O efeito da desclassificação é, antes de mais, o de um ato simbólico, porque
deixa de haver documentos oficiais classificados relativos à guerra colonial.
Em termos práticos, poderá não haver grandes novidades factuais, mas permitir-se-á
cruzar informações com outras fontes já conhecidas – referentes ao citado
período 1968/74 –, e proporcionar leituras políticas sobre o relacionamento
entre o então primeiro-ministro Marcelo Caetano e as chefias militares.
Alguns dos eventuais cruzamentos de informações poderão lançar novas luzes
sobre operações militares bem conhecidas realizadas naquele período.
É o caso, entre outras, da “Operação Nó Górdio”, lançada por Kaúlza de Arriaga no
Norte de Moçambique, de que resultou a destruição de bases da Frente de
Libertação de Moçambique (Frelimo) e o alargamento da guerrilha a toda a metade
setentrional do território (1970); da
Operação Mar Verde, dirigida por Alpoim Calvão, que visava a mudança de
regime na Guiné Conacri, através do desembarque em Conacri de tropas
portuguesas e de oposicionistas a Sekou Touré, e cujo saldo prático foi a
libertação de prisioneiros portugueses (1970); ou da
Operação Ametista Real, levada a cabo a partir da Guiné-Bissau e
que passou pelo ataque à base do Partido Africano para a Independência da Guiné
e de Cabo Verde (PAIGC) de Cumbamori, em território do Senegal (1973).
E deste período há, pelo menos, três mistérios por esclarecer, na
totalidade ou em parte: o desaparecimento, em
1971, da tripulação do cargueiro “Angoche”, ao largo da costa norte
de Moçambique (encontrado à deriva, com fogo a bordo, mas vazio); o assassinato de Amílcar Cabral, líder
do PAIGC, na Guiné-Conacri (1973); e os
pormenores das operações de comandos no norte de Moçambique, que levaram ao
massacre de centenas de civis, em Wiriamu, em 1972.
Há ainda outro efeito importante, embora indireto, desta desclassificação
de documentos, que tem a ver com o modo como os portugueses lidam com a herança
de 13 anos de guerra em África e com o recalcamento dos traumas passados, bem
como com o seu debate sem peias ou complexos.
Ao invés dos Estados Unidos da América (EUA), que fizeram, no cinema e na
literatura, o luto do Vietname, o tema guerra colonial é, em Portugal, mais
exceção do que regra.
No cinema, apenas se destacam:
“Um Adeus Português” (João Botelho, 1986), “Non ou a vã glória de mandar
(Manoel de Oliveira, 1990) ou “Os Imortais” (António-Pedro Vasconcelos, 2003).

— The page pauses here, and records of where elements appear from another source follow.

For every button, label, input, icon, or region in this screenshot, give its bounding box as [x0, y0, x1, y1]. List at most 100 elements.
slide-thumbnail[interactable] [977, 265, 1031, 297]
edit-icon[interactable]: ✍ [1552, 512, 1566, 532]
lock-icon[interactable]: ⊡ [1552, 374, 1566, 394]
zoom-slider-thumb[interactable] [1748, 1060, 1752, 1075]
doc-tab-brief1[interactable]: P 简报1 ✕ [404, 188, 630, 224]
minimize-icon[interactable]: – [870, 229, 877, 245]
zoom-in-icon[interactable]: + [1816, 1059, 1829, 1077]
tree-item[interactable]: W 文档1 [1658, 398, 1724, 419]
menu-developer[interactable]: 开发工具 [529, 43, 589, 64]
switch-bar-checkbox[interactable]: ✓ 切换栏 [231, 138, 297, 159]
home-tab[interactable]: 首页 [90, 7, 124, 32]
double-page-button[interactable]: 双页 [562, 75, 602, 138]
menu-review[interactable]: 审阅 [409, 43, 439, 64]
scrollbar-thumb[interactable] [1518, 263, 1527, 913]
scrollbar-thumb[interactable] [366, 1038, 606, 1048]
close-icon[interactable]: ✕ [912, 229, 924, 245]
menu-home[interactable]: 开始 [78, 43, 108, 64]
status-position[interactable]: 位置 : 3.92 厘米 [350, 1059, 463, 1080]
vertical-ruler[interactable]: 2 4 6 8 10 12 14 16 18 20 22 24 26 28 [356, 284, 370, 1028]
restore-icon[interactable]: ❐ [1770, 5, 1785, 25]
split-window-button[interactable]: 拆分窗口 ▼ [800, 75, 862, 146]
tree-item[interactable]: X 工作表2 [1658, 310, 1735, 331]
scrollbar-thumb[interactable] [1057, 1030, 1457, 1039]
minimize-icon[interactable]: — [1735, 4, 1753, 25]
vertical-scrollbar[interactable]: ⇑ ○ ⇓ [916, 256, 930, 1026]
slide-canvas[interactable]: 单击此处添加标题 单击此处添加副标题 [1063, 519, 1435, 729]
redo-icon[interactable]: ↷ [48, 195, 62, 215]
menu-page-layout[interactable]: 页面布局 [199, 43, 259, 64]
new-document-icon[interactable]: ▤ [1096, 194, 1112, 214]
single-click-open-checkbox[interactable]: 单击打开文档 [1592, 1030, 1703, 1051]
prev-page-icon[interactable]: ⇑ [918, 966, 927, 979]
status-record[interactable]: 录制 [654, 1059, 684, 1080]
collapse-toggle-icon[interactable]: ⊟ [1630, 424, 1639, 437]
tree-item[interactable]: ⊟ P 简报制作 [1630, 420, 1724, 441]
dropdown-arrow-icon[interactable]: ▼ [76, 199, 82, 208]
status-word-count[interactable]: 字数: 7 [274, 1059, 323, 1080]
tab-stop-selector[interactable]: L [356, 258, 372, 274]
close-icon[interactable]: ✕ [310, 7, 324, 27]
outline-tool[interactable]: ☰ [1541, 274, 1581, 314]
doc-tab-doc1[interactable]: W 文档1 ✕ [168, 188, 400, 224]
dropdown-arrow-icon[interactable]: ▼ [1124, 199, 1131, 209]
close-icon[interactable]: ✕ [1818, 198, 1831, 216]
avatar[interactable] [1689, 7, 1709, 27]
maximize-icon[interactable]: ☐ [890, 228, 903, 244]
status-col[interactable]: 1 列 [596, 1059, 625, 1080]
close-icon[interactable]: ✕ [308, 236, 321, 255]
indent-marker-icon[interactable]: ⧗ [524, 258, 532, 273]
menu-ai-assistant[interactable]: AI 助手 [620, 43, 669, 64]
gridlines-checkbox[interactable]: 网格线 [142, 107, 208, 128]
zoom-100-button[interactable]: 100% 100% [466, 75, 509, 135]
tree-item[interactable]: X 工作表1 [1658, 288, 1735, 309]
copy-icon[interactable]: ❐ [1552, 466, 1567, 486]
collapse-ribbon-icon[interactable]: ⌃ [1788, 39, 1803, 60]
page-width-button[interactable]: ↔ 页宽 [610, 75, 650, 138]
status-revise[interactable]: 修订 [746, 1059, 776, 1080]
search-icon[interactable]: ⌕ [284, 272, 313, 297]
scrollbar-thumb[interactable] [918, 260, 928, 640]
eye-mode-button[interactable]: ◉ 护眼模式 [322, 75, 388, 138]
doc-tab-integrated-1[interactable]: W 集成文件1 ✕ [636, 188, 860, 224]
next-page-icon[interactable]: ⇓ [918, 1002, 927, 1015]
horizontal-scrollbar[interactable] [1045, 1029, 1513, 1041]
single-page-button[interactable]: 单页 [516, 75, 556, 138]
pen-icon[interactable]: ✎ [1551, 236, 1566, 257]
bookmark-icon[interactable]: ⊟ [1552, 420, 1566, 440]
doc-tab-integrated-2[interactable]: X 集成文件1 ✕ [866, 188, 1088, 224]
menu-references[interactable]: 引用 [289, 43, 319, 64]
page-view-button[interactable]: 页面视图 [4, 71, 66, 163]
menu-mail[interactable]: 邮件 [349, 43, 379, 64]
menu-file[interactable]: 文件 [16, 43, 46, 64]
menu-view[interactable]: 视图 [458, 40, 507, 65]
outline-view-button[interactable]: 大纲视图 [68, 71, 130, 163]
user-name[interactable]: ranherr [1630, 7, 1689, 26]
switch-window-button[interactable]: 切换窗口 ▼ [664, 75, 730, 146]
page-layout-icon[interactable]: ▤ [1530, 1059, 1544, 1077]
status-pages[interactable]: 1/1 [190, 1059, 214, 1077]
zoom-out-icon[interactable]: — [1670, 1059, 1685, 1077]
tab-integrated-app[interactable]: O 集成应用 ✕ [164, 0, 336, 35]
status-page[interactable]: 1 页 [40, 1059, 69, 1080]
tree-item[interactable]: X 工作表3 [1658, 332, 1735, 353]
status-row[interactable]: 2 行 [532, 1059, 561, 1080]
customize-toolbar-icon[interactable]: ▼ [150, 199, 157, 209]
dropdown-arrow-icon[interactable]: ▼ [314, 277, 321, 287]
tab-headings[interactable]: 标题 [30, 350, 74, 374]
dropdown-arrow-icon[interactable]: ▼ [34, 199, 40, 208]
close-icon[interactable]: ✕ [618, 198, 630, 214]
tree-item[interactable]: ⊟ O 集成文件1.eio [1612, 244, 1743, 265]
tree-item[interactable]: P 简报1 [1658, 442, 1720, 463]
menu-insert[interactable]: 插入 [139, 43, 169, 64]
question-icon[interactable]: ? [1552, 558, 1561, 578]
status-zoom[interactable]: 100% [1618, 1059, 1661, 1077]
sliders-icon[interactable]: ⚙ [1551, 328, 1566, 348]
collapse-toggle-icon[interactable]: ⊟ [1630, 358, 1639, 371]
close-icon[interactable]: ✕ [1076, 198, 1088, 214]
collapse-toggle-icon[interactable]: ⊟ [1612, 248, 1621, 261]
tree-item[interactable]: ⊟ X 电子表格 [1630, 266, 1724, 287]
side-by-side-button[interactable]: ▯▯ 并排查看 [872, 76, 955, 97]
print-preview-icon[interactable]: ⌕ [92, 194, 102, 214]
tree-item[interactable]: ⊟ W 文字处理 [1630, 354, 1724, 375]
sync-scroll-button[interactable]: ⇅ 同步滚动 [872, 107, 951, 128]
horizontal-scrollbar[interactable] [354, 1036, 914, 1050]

E, na literatura de ficção, para lá da presença recorrente da guerra na obra
de António Lobo Antunes, alguns
casos isolados como “O Elogio da Dureza”
(2021), de Rui Azevedo Teixeira.
Porém, houve enormes avanços nos livros de investigação histórica e
divulgação, desde a Resenha Histórico-Militar das Campanhas de Áfricas
(1961-1974), em diversos volumes, da Comissão para o Estudo das Campanhas de
África, criada no Estado-Maior do Exército, passando pelas obras dos
historiadores militares Aniceto Afonso e Carlos Matos Gomes, até às antologias
coordenadas por Fernando Rosas/Mário Artur Machaqueiro (“O Adeus ao império”,
edição Nova Vaga, 2017) ou por Miguel Cardina/Bruno Sena Martins (“Às Voltas
com o Passado”, edição Tinta da China, 2018), uma e outra incluindo trabalhos
de investigadores, tanto portugueses como angolanos, moçambicanos,
cabo-verdianos ou guineenses.
***
Enfim, há que promover o debate aberto sobre o passado colonial, sem o
esquecer e sem o enaltecer, mas analisando-o criticamente, situando-o no
contexto histórico e político e assumindo-o com os seus contravalores e, porque
não, também com alguns valores, nomeadamente no quadro do encontro de culturas.